Data were extracted into pre-specified tables by one reviewer. A second reviewer conducted independent data abstraction and any discrepancies were discussed.
Quality Assessment
The results of each of the studies were discussed in light of the critical appraisal of its methodology. The specific critical appraisal tool employed was not stated.
Overview of Manufacturer's Economic Evaluation
In the absence of UK-based economic evaluations of abatacept, the manufacturer conducted a de novo economic evaluation. The principal analysis compares abatacept + methotrexate (MTX) versus MTX. An additional analysis compares abatacept versus a cycled TNFi. An economic model was developed to estimate the costs and outcomes of typical RA patients from the beginning of a specific treatment, after having failed a TNFi, until death. The model structure reflects the clinical outcomes of a phase III RCT of abatacept (ATTAIN), published economic evaluations, and expert opinion from clinicians, statisticians and health economists.

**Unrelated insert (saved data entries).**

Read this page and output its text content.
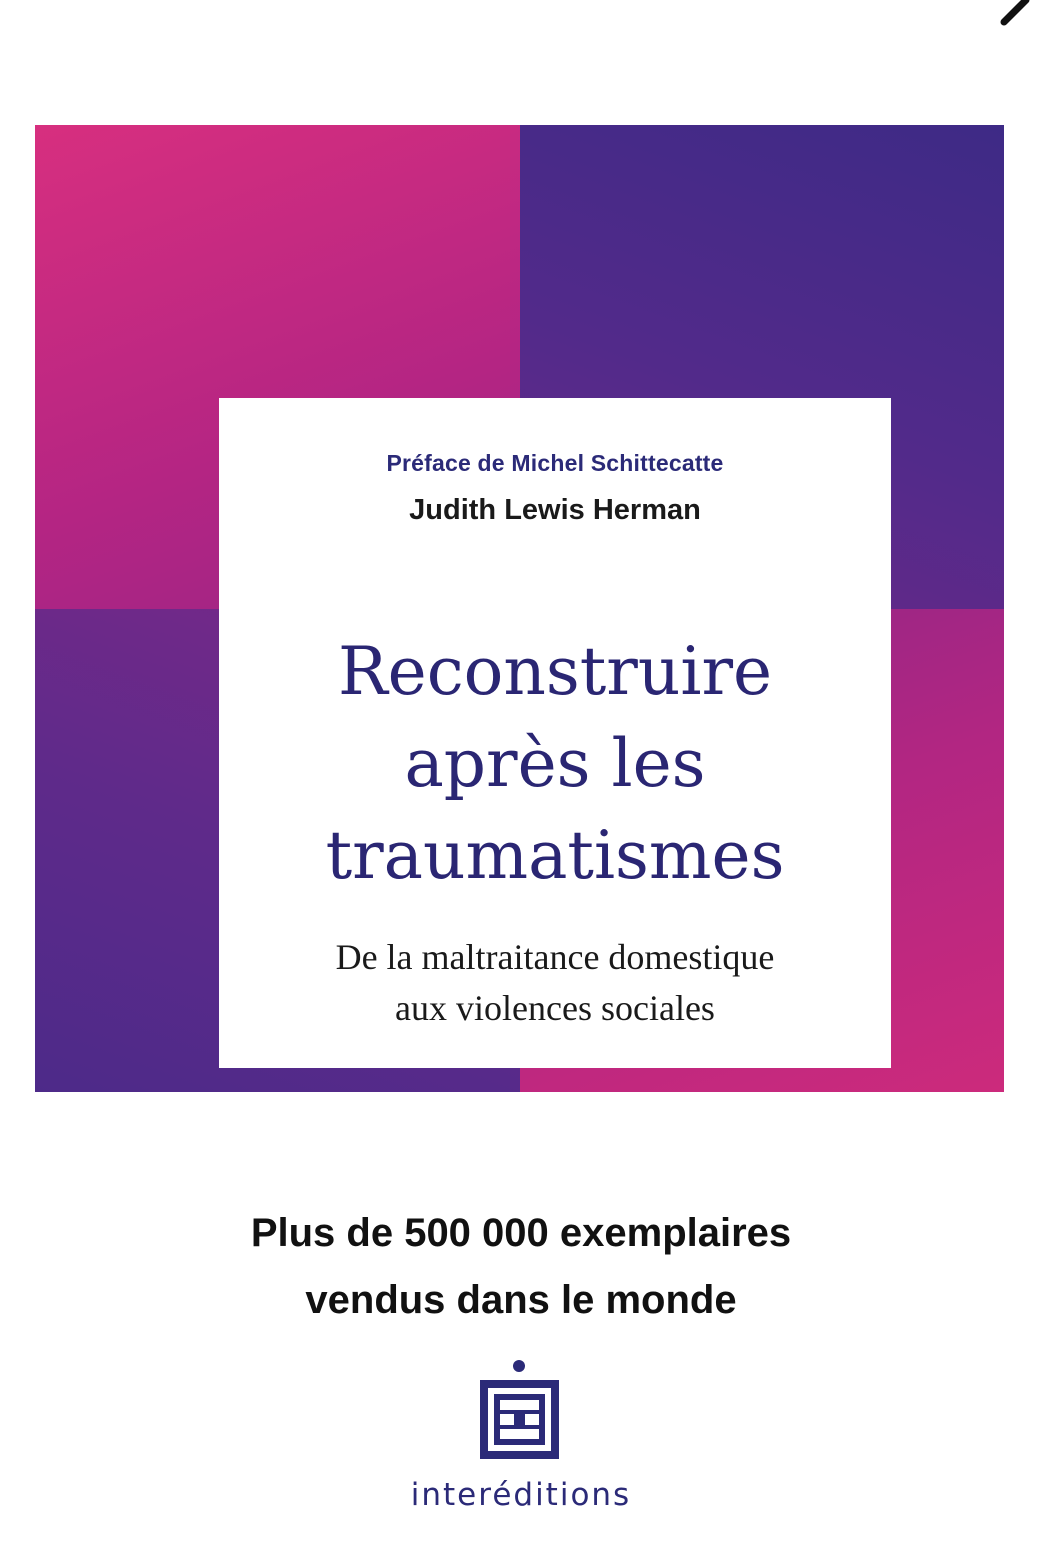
Préface de Michel Schittecatte
Judith Lewis Herman
Reconstruire
après les
traumatismes
De la maltraitance domestique
aux violences sociales
Plus de 500 000 exemplaires
vendus dans le monde
interéditions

The manufacturer constructed a patient-level state simulation model which focuses on a hypothetical cohort of 10,000 patients. Patient disability is simulated over time using six-monthly cycles. Each patient in the hypothetical cohort is "run through" the model, one at a time, to estimate outcomes for the cohort as a whole. The nature of RA is modelled at the patient level in terms of changes in HAQ scores over time. The model estimates the worsening of HAQ scores due to underlying disease progression and treatment discontinuation. The model can be run for different durations up to lifetime duration.
Sensitivity Analyses (SA)
Univariate SA and probabilistic sensitivity analysis (PSA) were conducted by the manufacturer. Univariate SA was performed on a range of key parameters and the results are presented in the MS. In the base-case and additional analyses, the cost-effectiveness results appear to be most sensitive to the following parameters: time horizon, discount rate, annual treatment cost of abatacept and assumption on rebound following treatment discontinuation. In addition, the cost-effectiveness results in the abatacept + MTX versus MTX comparison appear to be sensitive to the annual rate of HAQ progression on MTX.
Refer to Section 5 of the ERG report (see the "Availability of Companion Documents" field) for additional information.